LONDON (AP) — The Democratic Unionist Party is a small Northern Irish political grouping with an outsized Brexit role.
British Prime Minister Boris Johnson most likely needs the 10 votes the party has in Parliament if he is going to have any chance in getting any Brexit deal he negotiates with the European Union over the line.
Johnson's Conservative Party does not have a working majority in Parliament. As well as getting those 10 votes, DUP support for any Brexit deal would unlock hard-line Brexit supporters within the Conservative Party, many of whom have said they will be influenced by what the Northern Irish party thinks.
Little wonder then, that the party is being courted intensely by Johnson. As things stand, it's not clear whether the party will support any deal that emerges.
WHAT IS THE DUP?
The DUP was founded in the 1970s by the late firebrand preacher Ian Paisley. It is a socially conservative, pro-British Protestant group that opposes abortion and same-sex marriage and once appointed an environment minister who believes human-driven climate change is a myth.
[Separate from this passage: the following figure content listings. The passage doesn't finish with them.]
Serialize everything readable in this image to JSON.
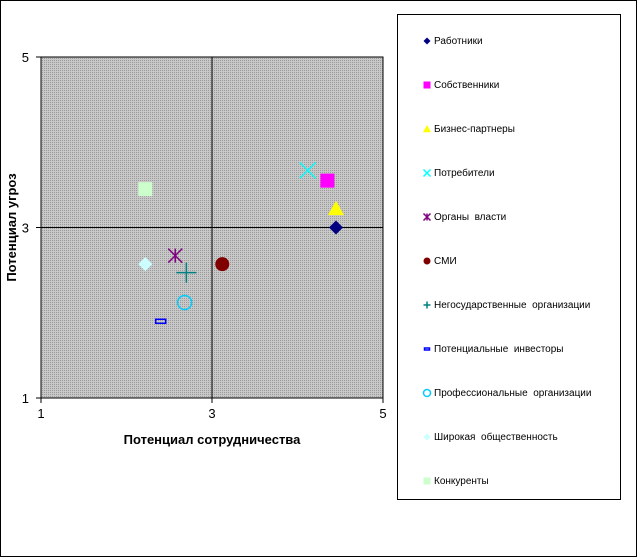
{
  "chart_data": {
    "type": "scatter",
    "xlabel": "Потенциал  сотрудничества",
    "ylabel": "Потенциал угроз",
    "xlim": [
      1,
      5
    ],
    "ylim": [
      1,
      5
    ],
    "x_ticks": [
      "1",
      "3",
      "5"
    ],
    "y_ticks": [
      "1",
      "3",
      "5"
    ],
    "grid": true,
    "reference_lines": {
      "x": 3,
      "y": 3
    },
    "legend_position": "right",
    "plot_background": "#c0c0c0",
    "series": [
      {
        "name": "Работники",
        "x": 4.45,
        "y": 3.0,
        "color": "#000080",
        "marker": "diamond"
      },
      {
        "name": "Собственники",
        "x": 4.35,
        "y": 3.55,
        "color": "#ff00ff",
        "marker": "square"
      },
      {
        "name": "Бизнес-партнеры",
        "x": 4.45,
        "y": 3.22,
        "color": "#ffff00",
        "marker": "triangle"
      },
      {
        "name": "Потребители",
        "x": 4.12,
        "y": 3.67,
        "color": "#00ffff",
        "marker": "x"
      },
      {
        "name": "Органы  власти",
        "x": 2.57,
        "y": 2.67,
        "color": "#800080",
        "marker": "star"
      },
      {
        "name": "СМИ",
        "x": 3.12,
        "y": 2.57,
        "color": "#800000",
        "marker": "circle"
      },
      {
        "name": "Негосударственные  организации",
        "x": 2.7,
        "y": 2.47,
        "color": "#008080",
        "marker": "plus"
      },
      {
        "name": "Потенциальные  инвесторы",
        "x": 2.4,
        "y": 1.9,
        "color": "#0000ff",
        "marker": "dash"
      },
      {
        "name": "Профессиональные  организации",
        "x": 2.68,
        "y": 2.12,
        "color": "#00ccff",
        "marker": "open-circle"
      },
      {
        "name": "Широкая  общественность",
        "x": 2.22,
        "y": 2.57,
        "color": "#ccffff",
        "marker": "diamond"
      },
      {
        "name": "Конкуренты",
        "x": 2.22,
        "y": 3.45,
        "color": "#ccffcc",
        "marker": "square"
      }
    ]
  }
}
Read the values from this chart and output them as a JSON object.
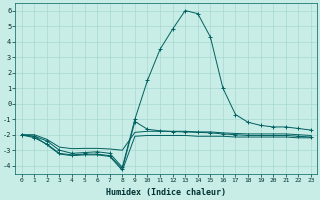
{
  "xlabel": "Humidex (Indice chaleur)",
  "xlim": [
    -0.5,
    23.5
  ],
  "ylim": [
    -4.5,
    6.5
  ],
  "yticks": [
    -4,
    -3,
    -2,
    -1,
    0,
    1,
    2,
    3,
    4,
    5,
    6
  ],
  "xticks": [
    0,
    1,
    2,
    3,
    4,
    5,
    6,
    7,
    8,
    9,
    10,
    11,
    12,
    13,
    14,
    15,
    16,
    17,
    18,
    19,
    20,
    21,
    22,
    23
  ],
  "background_color": "#c8ece6",
  "grid_color": "#a8d8d0",
  "line_color": "#006060",
  "series": [
    {
      "x": [
        0,
        1,
        2,
        3,
        4,
        5,
        6,
        7,
        8,
        9,
        10,
        11,
        12,
        13,
        14,
        15,
        16,
        17,
        18,
        19,
        20,
        21,
        22,
        23
      ],
      "y": [
        -2.0,
        -2.2,
        -2.6,
        -3.2,
        -3.3,
        -3.25,
        -3.25,
        -3.35,
        -4.2,
        -1.15,
        -1.65,
        -1.75,
        -1.8,
        -1.82,
        -1.85,
        -1.88,
        -1.95,
        -2.0,
        -2.05,
        -2.05,
        -2.05,
        -2.05,
        -2.1,
        -2.15
      ],
      "marker": "+"
    },
    {
      "x": [
        0,
        1,
        2,
        3,
        4,
        5,
        6,
        7,
        8,
        9,
        10,
        11,
        12,
        13,
        14,
        15,
        16,
        17,
        18,
        19,
        20,
        21,
        22,
        23
      ],
      "y": [
        -2.05,
        -2.1,
        -2.65,
        -3.25,
        -3.35,
        -3.3,
        -3.3,
        -3.4,
        -4.3,
        -2.1,
        -2.05,
        -2.05,
        -2.05,
        -2.05,
        -2.1,
        -2.1,
        -2.1,
        -2.15,
        -2.15,
        -2.15,
        -2.15,
        -2.15,
        -2.2,
        -2.2
      ],
      "marker": null
    },
    {
      "x": [
        0,
        1,
        2,
        3,
        4,
        5,
        6,
        7,
        8,
        9,
        10,
        11,
        12,
        13,
        14,
        15,
        16,
        17,
        18,
        19,
        20,
        21,
        22,
        23
      ],
      "y": [
        -2.0,
        -2.1,
        -2.4,
        -3.0,
        -3.2,
        -3.15,
        -3.1,
        -3.2,
        -4.1,
        -1.0,
        1.5,
        3.5,
        4.8,
        6.0,
        5.8,
        4.3,
        1.0,
        -0.7,
        -1.2,
        -1.4,
        -1.5,
        -1.5,
        -1.6,
        -1.7
      ],
      "marker": "+"
    },
    {
      "x": [
        0,
        1,
        2,
        3,
        4,
        5,
        6,
        7,
        8,
        9,
        10,
        11,
        12,
        13,
        14,
        15,
        16,
        17,
        18,
        19,
        20,
        21,
        22,
        23
      ],
      "y": [
        -2.0,
        -2.0,
        -2.3,
        -2.8,
        -2.9,
        -2.88,
        -2.88,
        -2.92,
        -3.0,
        -1.85,
        -1.78,
        -1.78,
        -1.78,
        -1.78,
        -1.82,
        -1.82,
        -1.88,
        -1.92,
        -1.95,
        -1.95,
        -1.95,
        -1.95,
        -2.0,
        -2.05
      ],
      "marker": null
    }
  ]
}
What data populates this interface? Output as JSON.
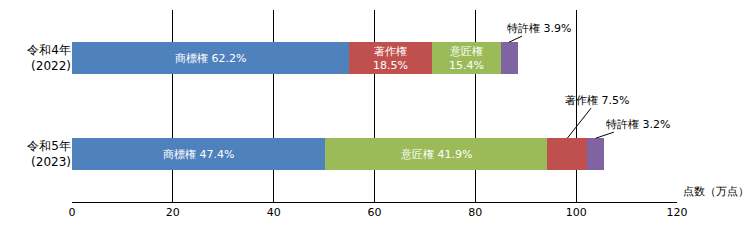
{
  "chart_data": {
    "type": "bar",
    "orientation": "horizontal",
    "stacked": true,
    "data_labels": true,
    "grid": true,
    "x_label": "点数（万点）",
    "categories": [
      "令和4年\n(2022)",
      "令和5年\n(2023)"
    ],
    "segments": [
      [
        {
          "value": 55.0,
          "value_label": "商標権 62.2%",
          "color": "#4f81bd"
        },
        {
          "value": 16.4,
          "value_label": "著作権\n18.5%",
          "color": "#c0504d"
        },
        {
          "value": 13.6,
          "value_label": "意匠権\n15.4%",
          "color": "#9bbb59"
        },
        {
          "value": 3.4,
          "value_label": "特許権 3.9%",
          "color": "#8064a2"
        }
      ],
      [
        {
          "value": 50.1,
          "value_label": "商標権 47.4%",
          "color": "#4f81bd"
        },
        {
          "value": 44.2,
          "value_label": "意匠権 41.9%",
          "color": "#9bbb59"
        },
        {
          "value": 7.9,
          "value_label": "著作権 7.5%",
          "color": "#c0504d"
        },
        {
          "value": 3.4,
          "value_label": "特許権 3.2%",
          "color": "#8064a2"
        }
      ]
    ],
    "xlim": [
      0,
      120
    ],
    "xticks": [
      0,
      20,
      40,
      60,
      80,
      100,
      120
    ]
  }
}
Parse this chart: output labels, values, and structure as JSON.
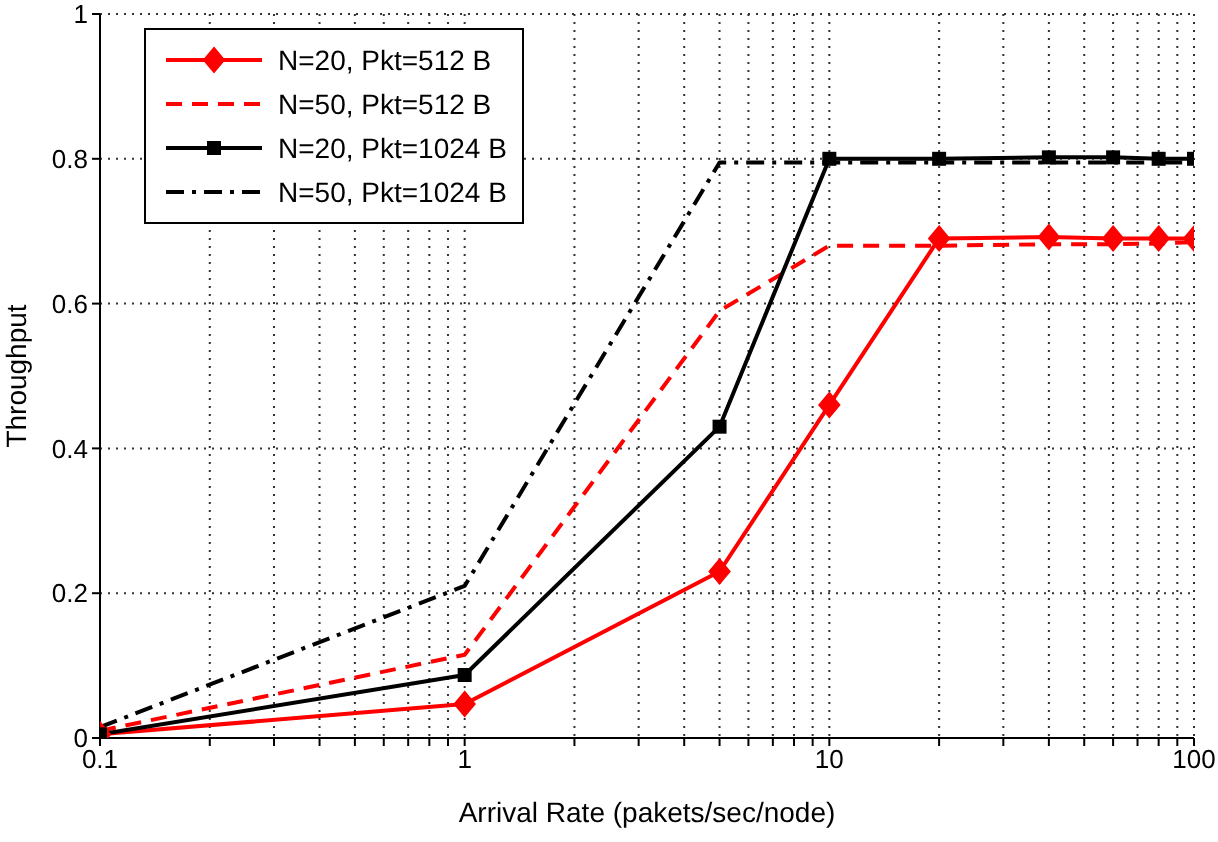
{
  "chart_data": {
    "type": "line",
    "xlabel": "Arrival Rate (pakets/sec/node)",
    "ylabel": "Throughput",
    "log": "x",
    "grid": true,
    "legend": "top left",
    "xlim": [
      0.1,
      100
    ],
    "xticks": [
      0.1,
      {
        "value": 0.2,
        "label": null
      },
      {
        "value": 0.3,
        "label": null
      },
      {
        "value": 0.4,
        "label": null
      },
      {
        "value": 0.5,
        "label": null
      },
      {
        "value": 0.6,
        "label": null
      },
      {
        "value": 0.7,
        "label": null
      },
      {
        "value": 0.8,
        "label": null
      },
      {
        "value": 0.9,
        "label": null
      },
      1,
      {
        "value": 2,
        "label": null
      },
      {
        "value": 3,
        "label": null
      },
      {
        "value": 4,
        "label": null
      },
      {
        "value": 5,
        "label": null
      },
      {
        "value": 6,
        "label": null
      },
      {
        "value": 7,
        "label": null
      },
      {
        "value": 8,
        "label": null
      },
      {
        "value": 9,
        "label": null
      },
      10,
      {
        "value": 20,
        "label": null
      },
      {
        "value": 30,
        "label": null
      },
      {
        "value": 40,
        "label": null
      },
      {
        "value": 50,
        "label": null
      },
      {
        "value": 60,
        "label": null
      },
      {
        "value": 70,
        "label": null
      },
      {
        "value": 80,
        "label": null
      },
      {
        "value": 90,
        "label": null
      },
      100
    ],
    "ylim": [
      0,
      1
    ],
    "yticks": [
      0,
      0.2,
      0.4,
      0.6,
      0.8,
      1
    ],
    "x": [
      0.1,
      1,
      5,
      10,
      20,
      40,
      60,
      80,
      100
    ],
    "series": [
      {
        "name": "N=20, Pkt=512 B",
        "color": "#ff0000",
        "marker": "diamond",
        "line_style": "solid",
        "values": [
          0.005,
          0.047,
          0.23,
          0.46,
          0.69,
          0.692,
          0.69,
          0.69,
          0.69
        ]
      },
      {
        "name": "N=50, Pkt=512 B",
        "color": "#ff0000",
        "marker": "none",
        "line_style": "dashed",
        "values": [
          0.01,
          0.115,
          0.59,
          0.68,
          0.68,
          0.682,
          0.682,
          0.683,
          0.685
        ]
      },
      {
        "name": "N=20, Pkt=1024 B",
        "color": "#000000",
        "marker": "square",
        "line_style": "solid",
        "values": [
          0.005,
          0.087,
          0.43,
          0.8,
          0.8,
          0.802,
          0.802,
          0.8,
          0.8
        ]
      },
      {
        "name": "N=50, Pkt=1024 B",
        "color": "#000000",
        "marker": "none",
        "line_style": "dashdot",
        "values": [
          0.015,
          0.21,
          0.795,
          0.795,
          0.795,
          0.795,
          0.795,
          0.795,
          0.795
        ]
      }
    ]
  }
}
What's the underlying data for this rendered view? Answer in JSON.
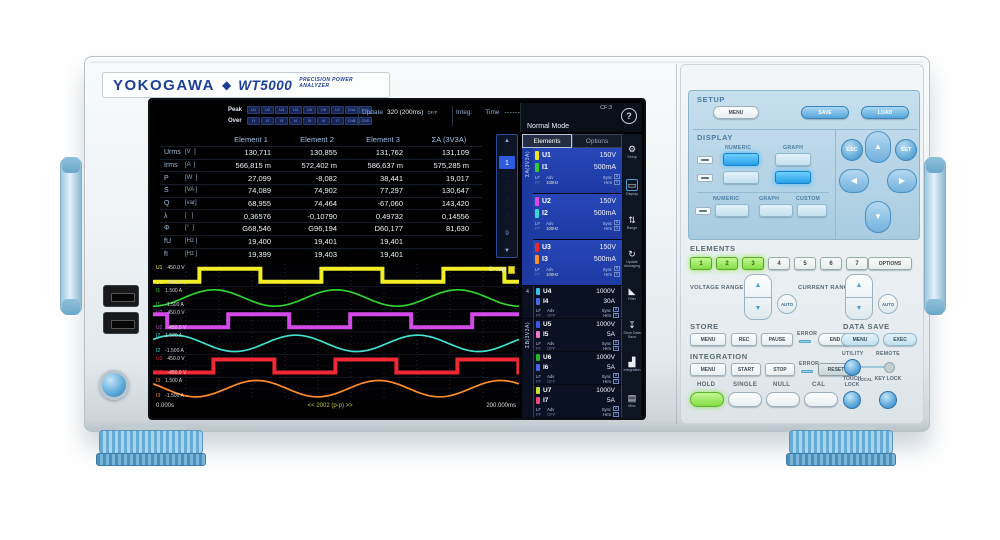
{
  "brand": {
    "maker": "YOKOGAWA",
    "diamond": "◆",
    "model": "WT5000",
    "tagline": "PRECISION POWER ANALYZER"
  },
  "screen": {
    "status": {
      "peak_label": "Peak",
      "over_label": "Over",
      "peak_channels": [
        "U1",
        "U2",
        "U3",
        "U4",
        "U5",
        "U6",
        "U7",
        "ChA",
        "ChC"
      ],
      "over_channels": [
        "I1",
        "I2",
        "I3",
        "I4",
        "I5",
        "I6",
        "I7",
        "ChB",
        "ChD"
      ],
      "update_label": "Update",
      "update_value": "320 (200ms)",
      "update_flag": "DF/F",
      "integ_label": "Integ:",
      "time_label": "Time",
      "time_value": "------:--:--"
    },
    "mode": {
      "name": "Normal Mode",
      "cf": "CF:3",
      "help": "?"
    },
    "table": {
      "columns": [
        "Element 1",
        "Element 2",
        "Element 3",
        "ΣA (3V3A)"
      ],
      "rows": [
        {
          "name": "Urms",
          "unit": "[V  ]",
          "values": [
            "130,711",
            "130,855",
            "131,762",
            "131,109"
          ]
        },
        {
          "name": "Irms",
          "unit": "[A  ]",
          "values": [
            "566,815 m",
            "572,402 m",
            "586,637 m",
            "575,285 m"
          ]
        },
        {
          "name": "P",
          "unit": "[W  ]",
          "values": [
            "27,099",
            "-8,082",
            "38,441",
            "19,017"
          ]
        },
        {
          "name": "S",
          "unit": "[VA ]",
          "values": [
            "74,089",
            "74,902",
            "77,297",
            "130,647"
          ]
        },
        {
          "name": "Q",
          "unit": "[var]",
          "values": [
            "68,955",
            "74,464",
            "-67,060",
            "143,420"
          ]
        },
        {
          "name": "λ",
          "unit": "[   ]",
          "values": [
            "0,36576",
            "-0,10790",
            "0,49732",
            "0,14556"
          ]
        },
        {
          "name": "Φ",
          "unit": "[°  ]",
          "values": [
            "G68,546",
            "G96,194",
            "D60,177",
            "81,630"
          ]
        },
        {
          "name": "fU",
          "unit": "[Hz ]",
          "values": [
            "19,400",
            "19,401",
            "19,401",
            ""
          ]
        },
        {
          "name": "fI",
          "unit": "[Hz ]",
          "values": [
            "19,399",
            "19,403",
            "19,401",
            ""
          ]
        }
      ]
    },
    "pager": {
      "up": "▲",
      "down": "▼",
      "current": "1",
      "dot": "·",
      "last": "9"
    },
    "elements_panel": {
      "tabs": [
        "Elements",
        "Options"
      ],
      "sub": {
        "lf": "LF",
        "ff": "FF",
        "adv": "Adv",
        "sync": "Sync",
        "hrm": "Hrm",
        "box_u": "U",
        "box_1": "1"
      },
      "groups": [
        {
          "label": "ΣA(3V3A)",
          "count": 3,
          "selected": true
        },
        {
          "label": "4",
          "count": 1,
          "selected": false
        },
        {
          "label": "ΣB(3V3A)",
          "count": 3,
          "selected": false
        }
      ],
      "items": [
        {
          "u_ch": "U1",
          "u_range": "150V",
          "u_color": "#f0e42a",
          "i_ch": "I1",
          "i_range": "500mA",
          "i_color": "#2ecc2e",
          "adv_value": "100Hz",
          "selected": true
        },
        {
          "u_ch": "U2",
          "u_range": "150V",
          "u_color": "#e048e0",
          "i_ch": "I2",
          "i_range": "500mA",
          "i_color": "#38d8d0",
          "adv_value": "100Hz",
          "selected": true
        },
        {
          "u_ch": "U3",
          "u_range": "150V",
          "u_color": "#f02828",
          "i_ch": "I3",
          "i_range": "500mA",
          "i_color": "#ff9028",
          "adv_value": "100Hz",
          "selected": true
        },
        {
          "u_ch": "U4",
          "u_range": "1000V",
          "u_color": "#38c0e8",
          "i_ch": "I4",
          "i_range": "30A",
          "i_color": "#4468e8",
          "adv_value": "OFF",
          "selected": false
        },
        {
          "u_ch": "U5",
          "u_range": "1000V",
          "u_color": "#3858e8",
          "i_ch": "I5",
          "i_range": "5A",
          "i_color": "#f078c8",
          "adv_value": "OFF",
          "selected": false
        },
        {
          "u_ch": "U6",
          "u_range": "1000V",
          "u_color": "#28b428",
          "i_ch": "I6",
          "i_range": "5A",
          "i_color": "#4468e8",
          "adv_value": "OFF",
          "selected": false
        },
        {
          "u_ch": "U7",
          "u_range": "1000V",
          "u_color": "#c8e028",
          "i_ch": "I7",
          "i_range": "5A",
          "i_color": "#f04878",
          "adv_value": "OFF",
          "selected": false
        }
      ]
    },
    "sidebar_icons": [
      {
        "glyph": "⚙",
        "label": "Setup",
        "highlight": false
      },
      {
        "glyph": "▭",
        "label": "Display",
        "highlight": true
      },
      {
        "glyph": "⇅",
        "label": "Range",
        "highlight": false
      },
      {
        "glyph": "↻",
        "label": "Update Averaging",
        "highlight": false
      },
      {
        "glyph": "◣",
        "label": "Filter",
        "highlight": false
      },
      {
        "glyph": "↧",
        "label": "Store Data Save",
        "highlight": false
      },
      {
        "glyph": "▟",
        "label": "Integration",
        "highlight": false
      },
      {
        "glyph": "▤",
        "label": "Misc",
        "highlight": false
      }
    ],
    "waveform": {
      "group_label": "Group",
      "t_start": "0.000s",
      "t_center": "<< 2002 (p-p) >>",
      "t_end": "200.000ms",
      "cycles": 3,
      "channels": [
        {
          "ch": "U1",
          "scale_top": "450.0 V",
          "scale_bottom": "-450.0 V",
          "color": "#f2ee26",
          "shape": "square",
          "phase": 0.62
        },
        {
          "ch": "I1",
          "scale_top": "1.500 A",
          "scale_bottom": "-1.500 A",
          "color": "#2ed42e",
          "shape": "sine",
          "phase": 0.25
        },
        {
          "ch": "U2",
          "scale_top": "450.0 V",
          "scale_bottom": "-450.0 V",
          "color": "#d44ae8",
          "shape": "square",
          "phase": 0.3833
        },
        {
          "ch": "I2",
          "scale_top": "1.500 A",
          "scale_bottom": "-1.500 A",
          "color": "#3fe0cf",
          "shape": "sine",
          "phase": 0.58
        },
        {
          "ch": "U3",
          "scale_top": "450.0 V",
          "scale_bottom": "-450.0 V",
          "color": "#f02834",
          "shape": "square",
          "phase": 0.505
        },
        {
          "ch": "I3",
          "scale_top": "1.500 A",
          "scale_bottom": "-1.500 A",
          "color": "#ff8c2a",
          "shape": "sine",
          "phase": 0.9
        }
      ]
    }
  },
  "panel": {
    "setup": {
      "label": "SETUP",
      "menu": "MENU",
      "save": "SAVE",
      "load": "LOAD"
    },
    "display": {
      "label": "DISPLAY",
      "numeric": "NUMERIC",
      "graph": "GRAPH",
      "custom": "CUSTOM"
    },
    "nav": {
      "esc": "ESC",
      "set": "SET",
      "up": "▲",
      "down": "▼",
      "left": "◀",
      "right": "▶"
    },
    "elements": {
      "label": "ELEMENTS",
      "options": "OPTIONS",
      "buttons": [
        {
          "label": "1",
          "lit": true
        },
        {
          "label": "2",
          "lit": true
        },
        {
          "label": "3",
          "lit": true
        },
        {
          "label": "4",
          "lit": false
        },
        {
          "label": "5",
          "lit": false
        },
        {
          "label": "6",
          "lit": false
        },
        {
          "label": "7",
          "lit": false
        }
      ]
    },
    "ranges": {
      "voltage": "VOLTAGE RANGE",
      "current": "CURRENT RANGE",
      "auto": "AUTO",
      "up": "▲",
      "down": "▼"
    },
    "store": {
      "label": "STORE",
      "menu": "MENU",
      "rec": "REC",
      "pause": "PAUSE",
      "error": "ERROR",
      "end": "END"
    },
    "data_save": {
      "label": "DATA SAVE",
      "menu": "MENU",
      "exec": "EXEC"
    },
    "integration": {
      "label": "INTEGRATION",
      "menu": "MENU",
      "start": "START",
      "stop": "STOP",
      "error": "ERROR",
      "reset": "RESET"
    },
    "utility": {
      "label": "UTILITY",
      "remote": "REMOTE",
      "local": "LOCAL"
    },
    "bottom": {
      "hold": "HOLD",
      "single": "SINGLE",
      "null_btn": "NULL",
      "cal": "CAL",
      "touch_lock": "TOUCH LOCK",
      "key_lock": "KEY LOCK"
    }
  }
}
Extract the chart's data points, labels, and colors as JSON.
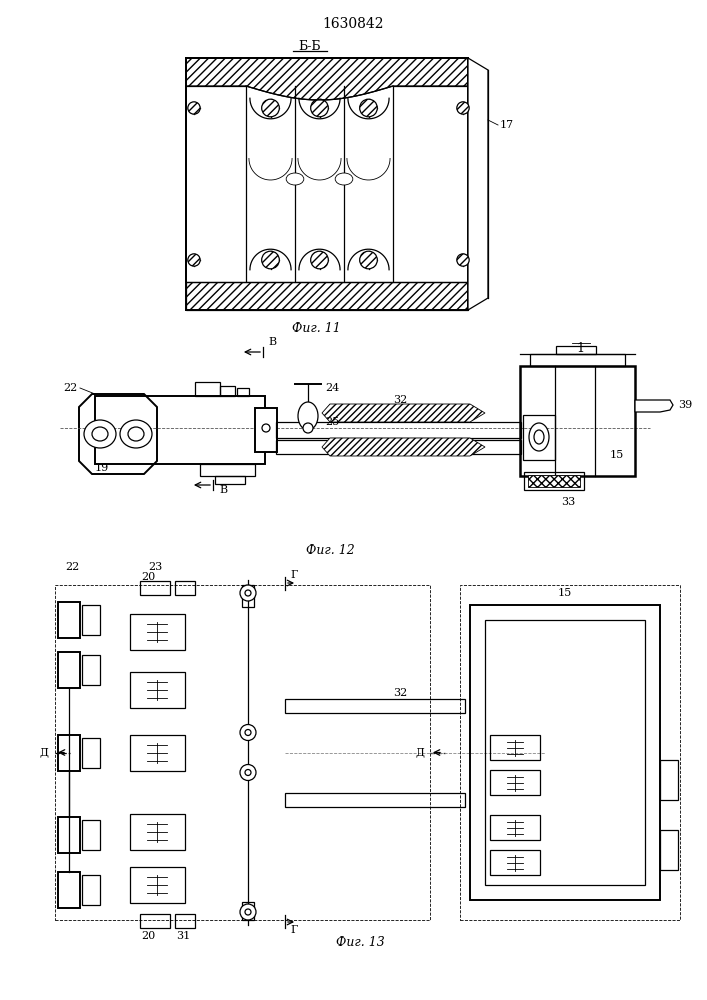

The DUP opposed the 1998 Good Friday peace accord that helped end decades of violence, but became the biggest party in the power-sharing Northern Ireland assembly established under the peace process.
DUP leader Arlene Foster was Northern Ireland's first minister until the government collapsed in January 2017 over a botched green-energy project. The rift soon widened to broader cultural and political issues separating Northern Ireland's British unionists and Irish nationalists, and power-sharing has yet to be restored.
WHY IS IT SO IMPORTANT?
The DUP has just 10 seats in Britain's 650-seat Parliament. But after Johnson's predecessor as prime minister, Theresa May, lost the Conservative Party's majority in Parliament in a 2017 election, she signed a deal with the DUP to prop up her minority government. That greatly raised the group's profile and also brought a windfall in government funding for Northern Ireland.
WHY IS IT SO HARD TO GET THEIR BACKING?
As staunch unionists committed to keeping Northern Ireland in the U.K., DUP politicians are opposed to any Brexit deal that could weaken the bonds between their region and the rest of the country.
This is why they are wary of Johnson's proposal to keep Northern Ireland in a customs arrangement with the EU after Brexit in order to eliminate the need for new checks along the border with the Republic of Ireland.
That view is not universally shared in Northern Ireland, which voted to remain in the EU in the 2016 referendum. Many Northern Irish businesses rely on an open border, and desperately want to avoid any new barriers to trade.